Im Sommer 1943 wird Hans Stock nach Italien in den Kriegseinsatz versetzt. Seine Einheit ist dort an Kriegsverbrechen beteiligt. Er wird in Slowenien und Italien Zeuge, wie die Wehrmacht angebliche Partisanen ermordet und die einheimische Bevölkerung terrorisiert.

Die Brutalität und die Gleichgültigkeit der Wehrmacht gegenüber der Zivilbevölkerung schockieren ihn zutiefst. In zahlreichen Briefen an seine Familie findet er dafür deutliche Worte. Er beschreibt den Krieg als sinnlos und unmenschlich. Hans Stock weiht seine Familie in seine Fluchtpläne ein, die für ihn zunehmend konkreter werden.

Als er im September 1943 vom Tod seines engen Schulfreundes Wolfgang erfährt, bestärkt ihn das in seinem Vorhaben.

Desertion

Anfang Februar 1944 wagt Hans Stock in Italien die Flucht: Er gibt vor, Kabel von Telefonleitungen auf Kriegsschäden untersuchen zu wollen. Dabei kann er sich von seiner Truppe entfernen und in einer Hütte verstecken. Am nächsten Tag ergibt sich Hans Stock der US-Armee. Er wird ins amerikanische Kriegsgefangenenlager Camp Greeley im US-Bundesstaat Colorado gebracht.

Hans Stock empfindet die Kriegsgefangenschaft als Befreiung. Er muss sich nun nicht mehr an dem verbrecherischen Krieg Deutschlands beteiligen. Hans Stock ist in der Kriegsgefangenschaft ausreichend versorgt mit Lebensmitteln und hat Zugang zu Büchern, die ihm sehr wichtig sind.

Nach 1945

Im März 1946 kehrt Hans Stock aus der Kriegsgefangenschaft nach Deutschland zurück. Er lebt in Berlin, wo er 1972 stirbt.

Sein Briefwechsel mit der Familie während der Zeit an der Front und Kriegsgefangenschaft erscheint 2009 als Buch. Es sind rund 400 Briefe.

In Deutschland und Österreich erinnern einige Denkmale an Deserteure im Zweiten Weltkrieg. Die meisten von ihnen wurden ab den 1980er Jahren errichtet.

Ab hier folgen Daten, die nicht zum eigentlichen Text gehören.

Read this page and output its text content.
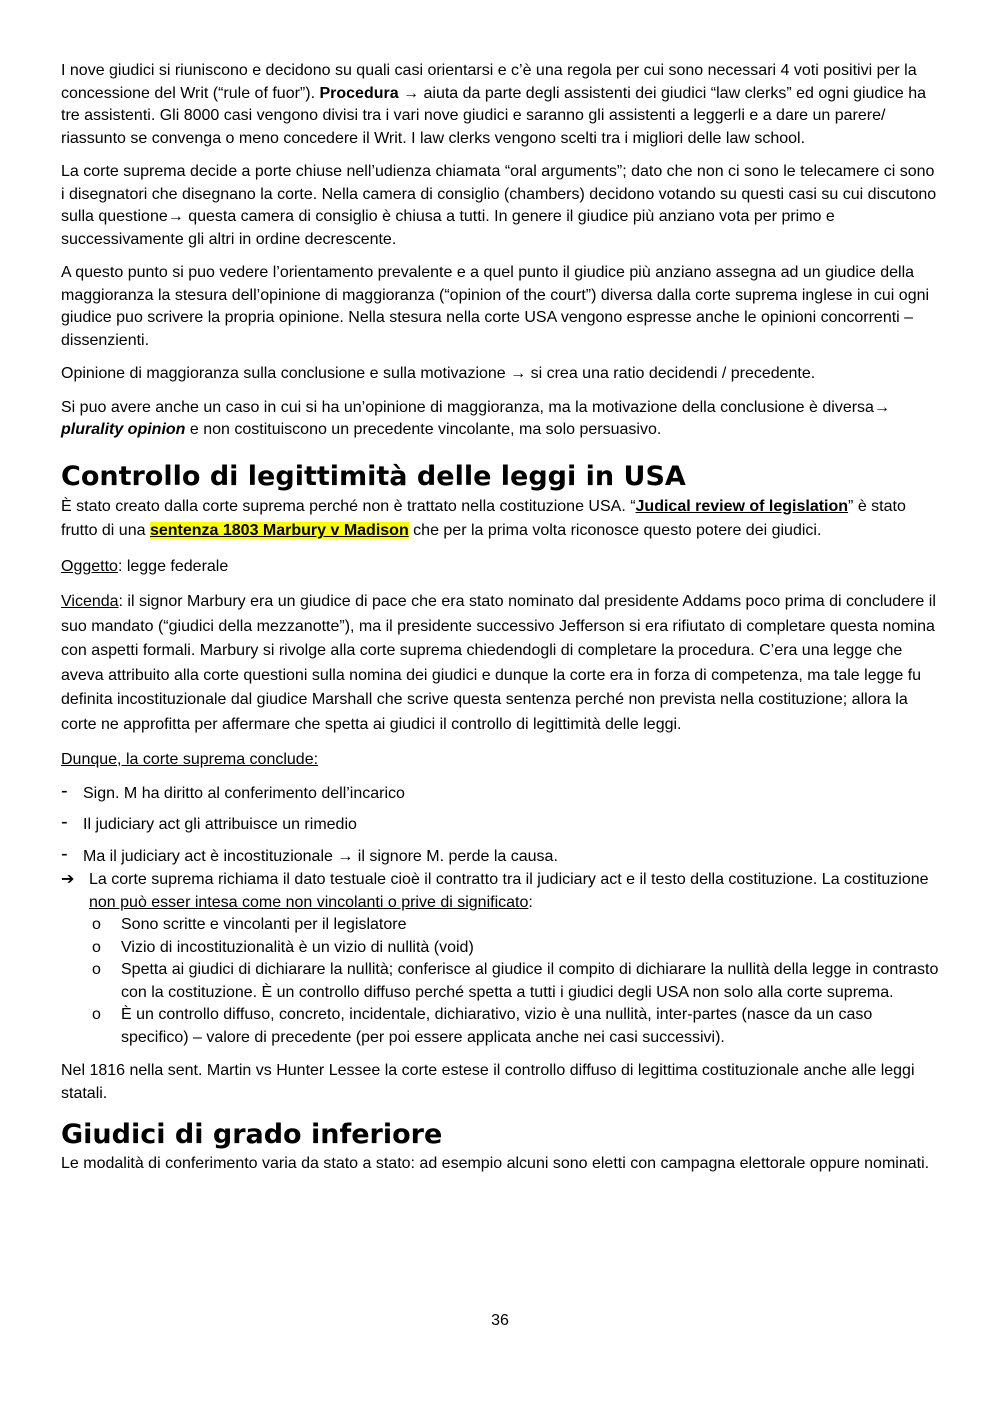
I nove giudici si riuniscono e decidono su quali casi orientarsi e c’è una regola per cui sono necessari 4 voti positivi per la concessione del Writ (“rule of fuor”). Procedura → aiuta da parte degli assistenti dei giudici “law clerks” ed ogni giudice ha tre assistenti. Gli 8000 casi vengono divisi tra i vari nove giudici e saranno gli assistenti a leggerli e a dare un parere/ riassunto se convenga o meno concedere il Writ. I law clerks vengono scelti tra i migliori delle law school.

La corte suprema decide a porte chiuse nell’udienza chiamata “oral arguments”; dato che non ci sono le telecamere ci sono i disegnatori che disegnano la corte. Nella camera di consiglio (chambers) decidono votando su questi casi su cui discutono sulla questione→ questa camera di consiglio è chiusa a tutti. In genere il giudice più anziano vota per primo e successivamente gli altri in ordine decrescente.

A questo punto si puo vedere l’orientamento prevalente e a quel punto il giudice più anziano assegna ad un giudice della maggioranza la stesura dell’opinione di maggioranza (“opinion of the court”) diversa dalla corte suprema inglese in cui ogni giudice puo scrivere la propria opinione. Nella stesura nella corte USA vengono espresse anche le opinioni concorrenti – dissenzienti.

Opinione di maggioranza sulla conclusione e sulla motivazione → si crea una ratio decidendi / precedente.

Si puo avere anche un caso in cui si ha un’opinione di maggioranza, ma la motivazione della conclusione è diversa→ plurality opinion e non costituiscono un precedente vincolante, ma solo persuasivo.

Controllo di legittimità delle leggi in USA

È stato creato dalla corte suprema perché non è trattato nella costituzione USA. “Judical review of legislation” è stato frutto di una sentenza 1803 Marbury v Madison che per la prima volta riconosce questo potere dei giudici.

Oggetto: legge federale

Vicenda: il signor Marbury era un giudice di pace che era stato nominato dal presidente Addams poco prima di concludere il suo mandato (“giudici della mezzanotte”), ma il presidente successivo Jefferson si era rifiutato di completare questa nomina con aspetti formali. Marbury si rivolge alla corte suprema chiedendogli di completare la procedura. C’era una legge che aveva attribuito alla corte questioni sulla nomina dei giudici e dunque la corte era in forza di competenza, ma tale legge fu definita incostituzionale dal giudice Marshall che scrive questa sentenza perché non prevista nella costituzione; allora la corte ne approfitta per affermare che spetta ai giudici il controllo di legittimità delle leggi.

Dunque, la corte suprema conclude:

- Sign. M ha diritto al conferimento dell’incarico
- Il judiciary act gli attribuisce un rimedio
- Ma il judiciary act è incostituzionale → il signore M. perde la causa.
➔ La corte suprema richiama il dato testuale cioè il contratto tra il judiciary act e il testo della costituzione. La costituzione non può esser intesa come non vincolanti o prive di significato:
o Sono scritte e vincolanti per il legislatore
o Vizio di incostituzionalità è un vizio di nullità (void)
o Spetta ai giudici di dichiarare la nullità; conferisce al giudice il compito di dichiarare la nullità della legge in contrasto con la costituzione. È un controllo diffuso perché spetta a tutti i giudici degli USA non solo alla corte suprema.
o È un controllo diffuso, concreto, incidentale, dichiarativo, vizio è una nullità, inter-partes (nasce da un caso specifico) – valore di precedente (per poi essere applicata anche nei casi successivi).

Nel 1816 nella sent. Martin vs Hunter Lessee la corte estese il controllo diffuso di legittima costituzionale anche alle leggi statali.

Giudici di grado inferiore

Le modalità di conferimento varia da stato a stato: ad esempio alcuni sono eletti con campagna elettorale oppure nominati.

36
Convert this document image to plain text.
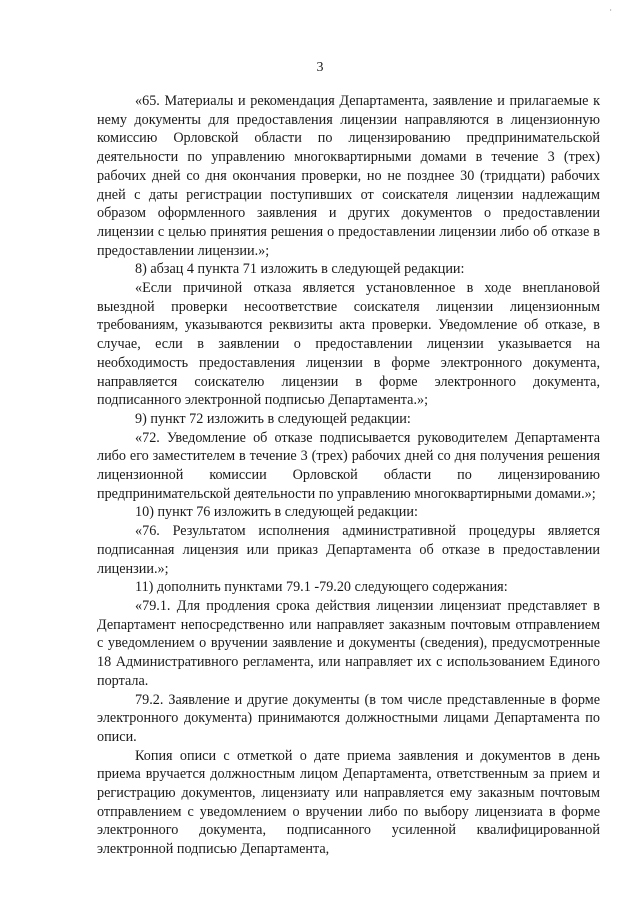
·
3

«65. Материалы и рекомендация Департамента, заявление и прилагаемые к нему документы для предоставления лицензии направляются в лицензионную комиссию Орловской области по лицензированию предпринимательской деятельности по управлению многоквартирными домами в течение 3 (трех) рабочих дней со дня окончания проверки, но не позднее 30 (тридцати) рабочих дней с даты регистрации поступивших от соискателя лицензии надлежащим образом оформленного заявления и других документов о предоставлении лицензии с целью принятия решения о предоставлении лицензии либо об отказе в предоставлении лицензии.»;

8) абзац 4 пункта 71 изложить в следующей редакции:

«Если причиной отказа является установленное в ходе внеплановой выездной проверки несоответствие соискателя лицензии лицензионным требованиям, указываются реквизиты акта проверки. Уведомление об отказе, в случае, если в заявлении о предоставлении лицензии указывается на необходимость предоставления лицензии в форме электронного документа, направляется соискателю лицензии в форме электронного документа, подписанного электронной подписью Департамента.»;

9) пункт 72 изложить в следующей редакции:

«72. Уведомление об отказе подписывается руководителем Департамента либо его заместителем в течение 3 (трех) рабочих дней со дня получения решения лицензионной комиссии Орловской области по лицензированию предпринимательской деятельности по управлению многоквартирными домами.»;

10) пункт 76 изложить в следующей редакции:

«76. Результатом исполнения административной процедуры является подписанная лицензия или приказ Департамента об отказе в предоставлении лицензии.»;

11) дополнить пунктами 79.1 -79.20 следующего содержания:

«79.1. Для продления срока действия лицензии лицензиат представляет в Департамент непосредственно или направляет заказным почтовым отправлением с уведомлением о вручении заявление и документы (сведения), предусмотренные 18 Административного регламента, или направляет их с использованием Единого портала.

79.2. Заявление и другие документы (в том числе представленные в форме электронного документа) принимаются должностными лицами Департамента по описи.

Копия описи с отметкой о дате приема заявления и документов в день приема вручается должностным лицом Департамента, ответственным за прием и регистрацию документов, лицензиату или направляется ему заказным почтовым отправлением с уведомлением о вручении либо по выбору лицензиата в форме электронного документа, подписанного усиленной квалифицированной электронной подписью Департамента,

Desertion von Soldaten der deutschen Wehrmacht

Soldaten der Wehrmacht desertieren aus unterschiedlichen Motiven. Sie lehnen den Nationalsozialismus ab, empfinden den Krieg als sinnlos oder wollen nicht an Kriegsverbrechen mitwirken.

Von Desertion oder „Fahnenflucht“ spricht man, wenn sich ein Soldat unerlaubt von seiner Truppe entfernt. Dabei ist es egal, ob er im Kampfeinsatz den Anschluss an seine Truppe verliert oder dieser ganz bewusst fernbleibt.

Im Nationalsozialismus wird Desertion hart bestraft. Die harten Strafen sollen der Abschreckung dienen. Während des Zweiten Weltkriegs steht auf „Fahnenflucht” die Todesstrafe. Die Gerichte der Wehrmacht verurteilen insgesamt etwa 27.000 Menschen wegen Desertion. Bis Kriegsende werden etwa 17.000 Todesurteile vollstreckt.

Einige desertierte Soldaten ergeben sich den alliierten Truppen und kommen in Kriegsgefangenschaft oder schließen sich Partisanengruppen an. Andere halten sich versteckt und sind auf die Unterstützung von Helfenden angewiesen.

Im Nachkriegsdeutschland gelten Deserteure noch lange als „Verräter“ und „Feiglinge“. Die Urteile der Wehrmachtsjustiz werden erst im Jahr 2002 aufgehoben.